Viele Medien geben Studie zu Kinderernährung nicht korrekt wieder | Vegane Gesellschaft Österreich

Viele Medien geben Studie zu Kinderernährung nicht korrekt wieder

20.04.2018

Am Donnerstag wurden in Berlin erste Ergebnisse der VeChi-Studie (Vegetarian and Vegan Children Study) vorgestellt. Diese untersucht, was Kinder in Deutschland essen, wie gut sie mit Nährstoffen versorgt sind und wie sich vegan, vegetarisch und mit Mischkost ernährte Kinder unterscheiden.
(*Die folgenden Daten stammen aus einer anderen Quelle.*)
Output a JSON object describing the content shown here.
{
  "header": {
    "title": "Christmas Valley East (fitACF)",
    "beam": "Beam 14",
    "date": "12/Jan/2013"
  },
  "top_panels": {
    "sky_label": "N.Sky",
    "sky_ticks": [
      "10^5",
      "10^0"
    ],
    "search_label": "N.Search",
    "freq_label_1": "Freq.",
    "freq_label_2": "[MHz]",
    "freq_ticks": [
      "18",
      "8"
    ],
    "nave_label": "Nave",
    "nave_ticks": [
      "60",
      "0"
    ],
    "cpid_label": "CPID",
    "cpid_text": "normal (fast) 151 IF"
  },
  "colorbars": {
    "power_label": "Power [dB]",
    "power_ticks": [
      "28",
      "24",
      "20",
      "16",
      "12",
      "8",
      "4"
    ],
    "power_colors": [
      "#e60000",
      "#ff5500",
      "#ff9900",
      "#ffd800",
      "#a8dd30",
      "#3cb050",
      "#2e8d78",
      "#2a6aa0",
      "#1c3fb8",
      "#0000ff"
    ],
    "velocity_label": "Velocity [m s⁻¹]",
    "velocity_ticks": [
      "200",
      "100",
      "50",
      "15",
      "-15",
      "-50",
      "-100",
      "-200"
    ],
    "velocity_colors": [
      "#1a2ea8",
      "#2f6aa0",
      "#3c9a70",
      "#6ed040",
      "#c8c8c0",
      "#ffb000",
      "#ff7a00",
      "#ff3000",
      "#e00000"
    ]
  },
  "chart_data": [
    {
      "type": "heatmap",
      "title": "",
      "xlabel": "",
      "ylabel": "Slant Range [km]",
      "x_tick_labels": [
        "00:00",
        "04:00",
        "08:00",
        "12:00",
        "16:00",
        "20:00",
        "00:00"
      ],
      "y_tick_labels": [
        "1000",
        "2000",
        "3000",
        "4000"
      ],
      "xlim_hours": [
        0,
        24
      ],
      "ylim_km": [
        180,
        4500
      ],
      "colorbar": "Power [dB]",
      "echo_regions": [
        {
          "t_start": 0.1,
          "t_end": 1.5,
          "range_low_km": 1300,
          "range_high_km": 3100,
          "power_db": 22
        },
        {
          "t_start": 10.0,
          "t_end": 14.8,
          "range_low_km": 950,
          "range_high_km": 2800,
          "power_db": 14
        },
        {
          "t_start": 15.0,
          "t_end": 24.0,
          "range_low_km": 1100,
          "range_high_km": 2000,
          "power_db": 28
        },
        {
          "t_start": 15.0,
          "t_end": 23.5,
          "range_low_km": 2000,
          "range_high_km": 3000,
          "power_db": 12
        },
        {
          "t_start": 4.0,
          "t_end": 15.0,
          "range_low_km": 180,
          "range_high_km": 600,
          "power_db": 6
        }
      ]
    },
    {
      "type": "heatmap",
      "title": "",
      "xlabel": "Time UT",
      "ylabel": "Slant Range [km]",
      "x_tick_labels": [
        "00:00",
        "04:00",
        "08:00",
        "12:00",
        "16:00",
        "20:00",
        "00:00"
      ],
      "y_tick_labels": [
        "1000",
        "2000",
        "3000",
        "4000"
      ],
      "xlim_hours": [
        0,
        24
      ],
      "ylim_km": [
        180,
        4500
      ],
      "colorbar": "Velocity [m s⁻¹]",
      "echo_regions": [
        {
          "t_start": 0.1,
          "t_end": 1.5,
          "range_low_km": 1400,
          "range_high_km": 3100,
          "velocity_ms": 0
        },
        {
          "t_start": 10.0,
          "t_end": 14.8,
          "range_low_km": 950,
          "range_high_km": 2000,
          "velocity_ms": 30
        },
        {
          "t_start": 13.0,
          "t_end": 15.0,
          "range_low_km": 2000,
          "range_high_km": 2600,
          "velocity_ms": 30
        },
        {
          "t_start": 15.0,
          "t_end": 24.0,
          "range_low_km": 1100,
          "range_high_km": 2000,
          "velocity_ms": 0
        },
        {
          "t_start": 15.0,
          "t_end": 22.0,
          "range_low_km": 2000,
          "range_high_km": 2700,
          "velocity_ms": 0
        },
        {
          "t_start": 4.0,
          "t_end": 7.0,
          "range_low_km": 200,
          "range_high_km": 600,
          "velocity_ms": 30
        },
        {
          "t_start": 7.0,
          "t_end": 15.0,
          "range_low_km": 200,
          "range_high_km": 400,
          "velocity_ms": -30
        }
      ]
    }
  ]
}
Im ersten Teil der Studie wurden die Daten von 364 1- bis 3-Jährigen untersucht. Drei Tage lang hatten ihre Eltern alle verzehrten Lebensmittel, Getränke und Nahrungsergänzungsmittel gewogen und protokolliert. Zusätzlich wurden Körpergröße und -gewicht des Kindes sowie Daten zur Gesundheit erfragt.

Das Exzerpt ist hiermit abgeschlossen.